I guess my point is this: I don't think that doing other forms of exercise will "hurt" or take away from or delay the progress of my yoga practice. It's just going to change it. I can say one thing for sure, it's definitely adding a good dose of humility to my practice. I've always been Twister-star flexible, even with my very active lifestyle, but after almost 2 years of a daily yoga practice, my "flexy-bendiness" has been taken to a whole other level. I do my best to not let it go to my head, but I can't deny that there is a little part of me that feels so much satisfaction at my heels easily touching the floor in down dog. Or my head touching the ground in a wide-legged forward fold. But with rock climbing engaging and strengthening the muscles that are usually just being stretched, some of my bends aren't as deep as they used to be. So now I really get to practice "letting go of the attachment to the pose." I can't bend as far forward in certain poses because the inner leg is far too tight from use. And that's a good thing.
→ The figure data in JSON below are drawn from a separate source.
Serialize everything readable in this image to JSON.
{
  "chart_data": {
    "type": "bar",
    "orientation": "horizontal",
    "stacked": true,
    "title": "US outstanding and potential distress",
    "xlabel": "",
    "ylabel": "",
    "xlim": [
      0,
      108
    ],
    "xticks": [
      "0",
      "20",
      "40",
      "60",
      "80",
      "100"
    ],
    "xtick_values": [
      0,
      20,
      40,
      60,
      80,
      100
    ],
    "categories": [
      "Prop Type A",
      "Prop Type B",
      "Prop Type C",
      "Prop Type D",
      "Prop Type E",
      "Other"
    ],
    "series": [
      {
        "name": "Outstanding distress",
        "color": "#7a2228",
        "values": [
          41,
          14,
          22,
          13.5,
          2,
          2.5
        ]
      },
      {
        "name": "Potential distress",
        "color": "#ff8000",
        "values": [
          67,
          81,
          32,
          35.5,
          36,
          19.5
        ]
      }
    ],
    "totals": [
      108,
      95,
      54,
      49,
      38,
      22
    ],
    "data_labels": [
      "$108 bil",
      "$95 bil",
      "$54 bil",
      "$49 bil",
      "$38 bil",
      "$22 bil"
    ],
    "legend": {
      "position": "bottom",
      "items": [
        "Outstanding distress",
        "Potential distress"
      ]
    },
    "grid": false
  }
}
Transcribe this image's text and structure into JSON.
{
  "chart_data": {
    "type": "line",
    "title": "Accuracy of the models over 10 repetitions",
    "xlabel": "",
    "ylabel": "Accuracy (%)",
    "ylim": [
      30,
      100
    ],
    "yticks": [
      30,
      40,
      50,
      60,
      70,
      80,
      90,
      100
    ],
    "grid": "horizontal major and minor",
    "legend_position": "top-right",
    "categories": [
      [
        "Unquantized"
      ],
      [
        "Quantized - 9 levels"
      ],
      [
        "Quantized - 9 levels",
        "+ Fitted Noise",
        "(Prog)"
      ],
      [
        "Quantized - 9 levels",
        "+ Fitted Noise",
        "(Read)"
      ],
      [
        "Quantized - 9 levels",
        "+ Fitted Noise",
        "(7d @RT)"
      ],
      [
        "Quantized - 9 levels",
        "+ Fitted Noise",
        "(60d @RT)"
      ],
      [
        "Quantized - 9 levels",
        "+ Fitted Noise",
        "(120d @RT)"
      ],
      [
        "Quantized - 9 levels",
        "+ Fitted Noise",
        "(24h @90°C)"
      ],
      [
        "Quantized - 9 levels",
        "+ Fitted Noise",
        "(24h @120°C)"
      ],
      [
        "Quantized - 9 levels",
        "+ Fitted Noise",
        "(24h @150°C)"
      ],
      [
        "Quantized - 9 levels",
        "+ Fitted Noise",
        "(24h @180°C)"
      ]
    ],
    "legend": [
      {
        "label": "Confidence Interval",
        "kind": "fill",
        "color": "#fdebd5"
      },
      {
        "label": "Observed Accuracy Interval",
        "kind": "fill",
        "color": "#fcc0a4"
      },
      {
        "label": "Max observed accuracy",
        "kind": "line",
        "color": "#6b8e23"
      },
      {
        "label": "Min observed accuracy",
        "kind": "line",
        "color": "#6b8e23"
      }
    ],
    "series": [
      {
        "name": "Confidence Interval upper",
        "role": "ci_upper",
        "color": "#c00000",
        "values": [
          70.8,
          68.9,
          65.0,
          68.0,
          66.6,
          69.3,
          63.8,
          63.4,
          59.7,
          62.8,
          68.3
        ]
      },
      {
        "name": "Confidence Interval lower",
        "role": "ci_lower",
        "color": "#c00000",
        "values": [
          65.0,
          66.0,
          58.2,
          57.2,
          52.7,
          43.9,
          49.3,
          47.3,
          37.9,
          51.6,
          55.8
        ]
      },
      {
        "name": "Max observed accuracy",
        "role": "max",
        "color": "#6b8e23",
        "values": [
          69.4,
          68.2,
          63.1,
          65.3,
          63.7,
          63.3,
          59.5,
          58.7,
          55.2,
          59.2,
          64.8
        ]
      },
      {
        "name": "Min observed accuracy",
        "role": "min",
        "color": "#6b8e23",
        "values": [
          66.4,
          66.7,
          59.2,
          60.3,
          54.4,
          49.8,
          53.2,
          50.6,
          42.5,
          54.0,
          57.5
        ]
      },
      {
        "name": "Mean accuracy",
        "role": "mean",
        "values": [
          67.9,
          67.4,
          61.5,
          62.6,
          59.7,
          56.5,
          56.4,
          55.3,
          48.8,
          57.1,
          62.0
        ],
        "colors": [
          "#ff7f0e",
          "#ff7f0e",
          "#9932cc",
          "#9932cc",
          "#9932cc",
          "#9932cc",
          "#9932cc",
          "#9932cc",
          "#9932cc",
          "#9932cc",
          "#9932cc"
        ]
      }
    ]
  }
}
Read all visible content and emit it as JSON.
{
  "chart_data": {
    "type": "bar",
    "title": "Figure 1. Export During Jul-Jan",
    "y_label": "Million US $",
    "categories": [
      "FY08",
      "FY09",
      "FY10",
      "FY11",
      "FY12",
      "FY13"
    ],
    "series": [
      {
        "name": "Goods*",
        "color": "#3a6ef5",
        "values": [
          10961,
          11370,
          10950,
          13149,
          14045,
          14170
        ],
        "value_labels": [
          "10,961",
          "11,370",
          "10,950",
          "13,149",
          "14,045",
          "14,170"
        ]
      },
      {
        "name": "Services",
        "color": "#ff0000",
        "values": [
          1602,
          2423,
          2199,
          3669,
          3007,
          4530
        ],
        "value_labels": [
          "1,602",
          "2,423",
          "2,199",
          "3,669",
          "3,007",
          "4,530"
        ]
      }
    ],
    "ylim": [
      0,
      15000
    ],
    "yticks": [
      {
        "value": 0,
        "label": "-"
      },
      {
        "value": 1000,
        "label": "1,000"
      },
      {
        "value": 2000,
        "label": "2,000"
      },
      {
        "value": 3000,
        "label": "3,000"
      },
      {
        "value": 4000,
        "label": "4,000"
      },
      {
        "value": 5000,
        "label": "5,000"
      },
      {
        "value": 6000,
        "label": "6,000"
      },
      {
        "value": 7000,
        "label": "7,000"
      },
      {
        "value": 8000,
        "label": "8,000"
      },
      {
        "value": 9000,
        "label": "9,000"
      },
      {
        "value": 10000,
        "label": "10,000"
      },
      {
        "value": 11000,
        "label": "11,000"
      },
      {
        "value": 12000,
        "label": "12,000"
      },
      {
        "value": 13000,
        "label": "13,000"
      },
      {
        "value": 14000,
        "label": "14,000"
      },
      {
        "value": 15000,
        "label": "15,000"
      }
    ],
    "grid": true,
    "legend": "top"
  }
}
I rarely use the inner leg for balancing and now I can feel it working. And that's ok. I'll stretch it to wherever it's comfortable limit is right now (because if I push it to where it was pre-climbing it'll probably snap) and the tightness will eventually subside.
There's a blog that I follow a lot written by a yoga teacher I've really come to admire. She has said before to not curse the less flexible parts of your body and "to be proud of your strength." When I read that, I thought it was such a great sentiment. Now I'm actually practicing it.